What you can learn from the monster LibreOffice project

More developers with varying skills, yet better code? More iterations, yet greater stability? It's happening with LibreOffice

A large legacy code base is a challenge for any team to embrace and improve. So how well does a distributed team of volunteers address the problem?

A talk at FOSDEM shed light on how the large and diverse team assembled by The Document Foundation (TDF) is approaching the huge LibreOffice code base left in the wake of Oracle's withdrawal from OpenOffice.org. The result is not only an impressive sequence of on-time releases, but also a range of development innovation. In particular, the "bi-bisect" technique they've developed could be a great approach for others faced with large, complex code bases.

[ Also on InfoWorld: New LibreOffice turns up the heat on Microsoft | Review: LibreOffice 4 leaves you wanting more | Track the latest trends in open source with InfoWorld's Technology: Open Source newsletter. ]

The talk, "LibreOffice: Cleaning and Refactoring a Giant Code Base," was delivered by Michael Meeks, a developer employed by Suse who has been working on LibreOffice (and OpenOffice.org before it) since 2000. Meeks covered both the development challenges of LibreOffice and the new features of the 4.0 release, which InfoWorld covered on release day. But the narrative chronicling the development challenges was instructive, inspiring, and worth digging into.

Lowering barriers

How did the community form in the first place? A core of developers carried over their work from the former OpenOffice.org community, but the key move was to make it easy and fun to join in with development, so the project avoided barriers to participation. The mailing lists were tuned to welcome newcomers rather than to favor existing developers; a page of "easy hacks" created for newcomers had small, tasty morsels to chew over, and extensive README files were made easily findable.

The project adopted Git as its version control system, allowing easy contributions as the best-known and most widely used open source tool for the task. The process has been simplified further by adding Gerrit, which enables what Meeks described as "permission-free commits."
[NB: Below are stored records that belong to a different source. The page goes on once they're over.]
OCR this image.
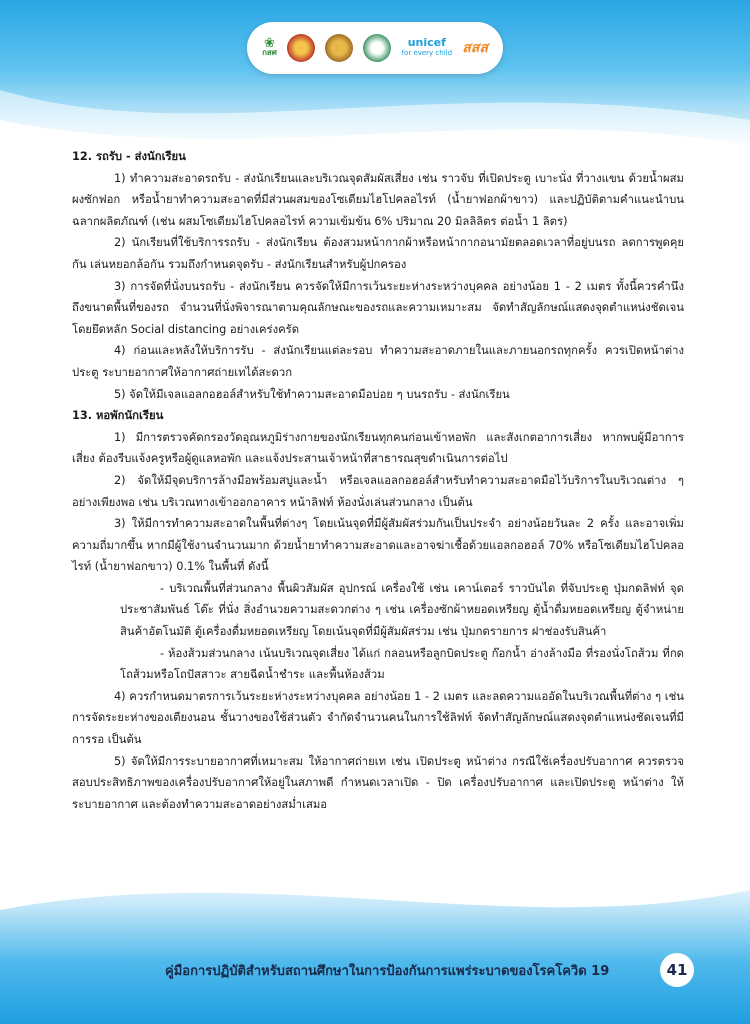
❀
กสศ
unicef
for every child สสส

12. รถรับ - ส่งนักเรียน

1) ทำความสะอาดรถรับ - ส่งนักเรียนและบริเวณจุดสัมผัสเสี่ยง เช่น ราวจับ ที่เปิดประตู เบาะนั่ง ที่วางแขน ด้วยน้ำผสมผงซักฟอก หรือน้ำยาทำความสะอาดที่มีส่วนผสมของโซเดียมไฮโปคลอไรท์ (น้ำยาฟอกผ้าขาว) และปฏิบัติตามคำแนะนำบนฉลากผลิตภัณฑ์ (เช่น ผสมโซเดียมไฮโปคลอไรท์ ความเข้มข้น 6% ปริมาณ 20 มิลลิลิตร ต่อน้ำ 1 ลิตร)

2) นักเรียนที่ใช้บริการรถรับ - ส่งนักเรียน ต้องสวมหน้ากากผ้าหรือหน้ากากอนามัยตลอดเวลาที่อยู่บนรถ ลดการพูดคุยกัน เล่นหยอกล้อกัน รวมถึงกำหนดจุดรับ - ส่งนักเรียนสำหรับผู้ปกครอง

3) การจัดที่นั่งบนรถรับ - ส่งนักเรียน ควรจัดให้มีการเว้นระยะห่างระหว่างบุคคล อย่างน้อย 1 - 2 เมตร ทั้งนี้ควรคำนึงถึงขนาดพื้นที่ของรถ จำนวนที่นั่งพิจารณาตามคุณลักษณะของรถและความเหมาะสม จัดทำสัญลักษณ์แสดงจุดตำแหน่งชัดเจน โดยยึดหลัก Social distancing อย่างเคร่งครัด

4) ก่อนและหลังให้บริการรับ - ส่งนักเรียนแต่ละรอบ ทำความสะอาดภายในและภายนอกรถทุกครั้ง ควรเปิดหน้าต่าง ประตู ระบายอากาศให้อากาศถ่ายเทได้สะดวก

5) จัดให้มีเจลแอลกอฮอล์สำหรับใช้ทำความสะอาดมือบ่อย ๆ บนรถรับ - ส่งนักเรียน

13. หอพักนักเรียน

1) มีการตรวจคัดกรองวัดอุณหภูมิร่างกายของนักเรียนทุกคนก่อนเข้าหอพัก และสังเกตอาการเสี่ยง หากพบผู้มีอาการเสี่ยง ต้องรีบแจ้งครูหรือผู้ดูแลหอพัก และแจ้งประสานเจ้าหน้าที่สาธารณสุขดำเนินการต่อไป

2) จัดให้มีจุดบริการล้างมือพร้อมสบู่และน้ำ หรือเจลแอลกอฮอล์สำหรับทำความสะอาดมือไว้บริการในบริเวณต่าง ๆ อย่างเพียงพอ เช่น บริเวณทางเข้าออกอาคาร หน้าลิฟท์ ห้องนั่งเล่นส่วนกลาง เป็นต้น

3) ให้มีการทำความสะอาดในพื้นที่ต่างๆ โดยเน้นจุดที่มีผู้สัมผัสร่วมกันเป็นประจำ อย่างน้อยวันละ 2 ครั้ง และอาจเพิ่มความถี่มากขึ้น หากมีผู้ใช้งานจำนวนมาก ด้วยน้ำยาทำความสะอาดและอาจฆ่าเชื้อด้วยแอลกอฮอล์ 70% หรือโซเดียมไฮโปคลอไรท์ (น้ำยาฟอกขาว) 0.1% ในพื้นที่ ดังนี้

- บริเวณพื้นที่ส่วนกลาง พื้นผิวสัมผัส อุปกรณ์ เครื่องใช้ เช่น เคาน์เตอร์ ราวบันได ที่จับประตู ปุ่มกดลิฟท์ จุดประชาสัมพันธ์ โต๊ะ ที่นั่ง สิ่งอำนวยความสะดวกต่าง ๆ เช่น เครื่องซักผ้าหยอดเหรียญ ตู้น้ำดื่มหยอดเหรียญ ตู้จำหน่ายสินค้าอัตโนมัติ ตู้เครื่องดื่มหยอดเหรียญ โดยเน้นจุดที่มีผู้สัมผัสร่วม เช่น ปุ่มกดรายการ ฝาช่องรับสินค้า

- ห้องส้วมส่วนกลาง เน้นบริเวณจุดเสี่ยง ได้แก่ กลอนหรือลูกบิดประตู ก๊อกน้ำ อ่างล้างมือ ที่รองนั่งโถส้วม ที่กดโถส้วมหรือโถปัสสาวะ สายฉีดน้ำชำระ และพื้นห้องส้วม

4) ควรกำหนดมาตรการเว้นระยะห่างระหว่างบุคคล อย่างน้อย 1 - 2 เมตร และลดความแออัดในบริเวณพื้นที่ต่าง ๆ เช่น การจัดระยะห่างของเตียงนอน ชั้นวางของใช้ส่วนตัว จำกัดจำนวนคนในการใช้ลิฟท์ จัดทำสัญลักษณ์แสดงจุดตำแหน่งชัดเจนที่มีการรอ เป็นต้น

5) จัดให้มีการระบายอากาศที่เหมาะสม ให้อากาศถ่ายเท เช่น เปิดประตู หน้าต่าง กรณีใช้เครื่องปรับอากาศ ควรตรวจสอบประสิทธิภาพของเครื่องปรับอากาศให้อยู่ในสภาพดี กำหนดเวลาเปิด - ปิด เครื่องปรับอากาศ และเปิดประตู หน้าต่าง ให้ระบายอากาศ และต้องทำความสะอาดอย่างสม่ำเสมอ

คู่มือการปฏิบัติสำหรับสถานศึกษาในการป้องกันการแพร่ระบาดของโรคโควิด 19	41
The code base was hard to build, so the project set up automated Tinderbox continuous-integration build servers, allowing any developer to work on the code without needing to create their own complex build environment in multiple operating system environments. The code has been substantially cleaned up with translation of comments from German to English for more accessibility around the world (most developers have English as at least a second language). The clean-up also involved a great deal of refactoring of old approaches into more modern ones and the elimination of unused code left over from defunct platforms -- this is 20-year-old code, after all.

Most recently, the project has dealt with larger, more ambitious refactoring, such as reimplementing the Microsoft document filters and introducing layout-based dialogs in place of hard-coded options. Meeks covered a number of significant tasks that are in progress; his slides (PDF) offer full details.

Upholding quality

All this change to a complex, fragile, legacy code base could well lead to breakages. Indeed, regressions were a constant issue for LibreOffice. To deal with them, the project has taken several approaches to ramp up code quality without killing progress in the name of stability. They've greatly increased the number of unit tests available, which has allowed more changes to be made more quickly, adapting to the ever increasing flow of contributions from new contributors.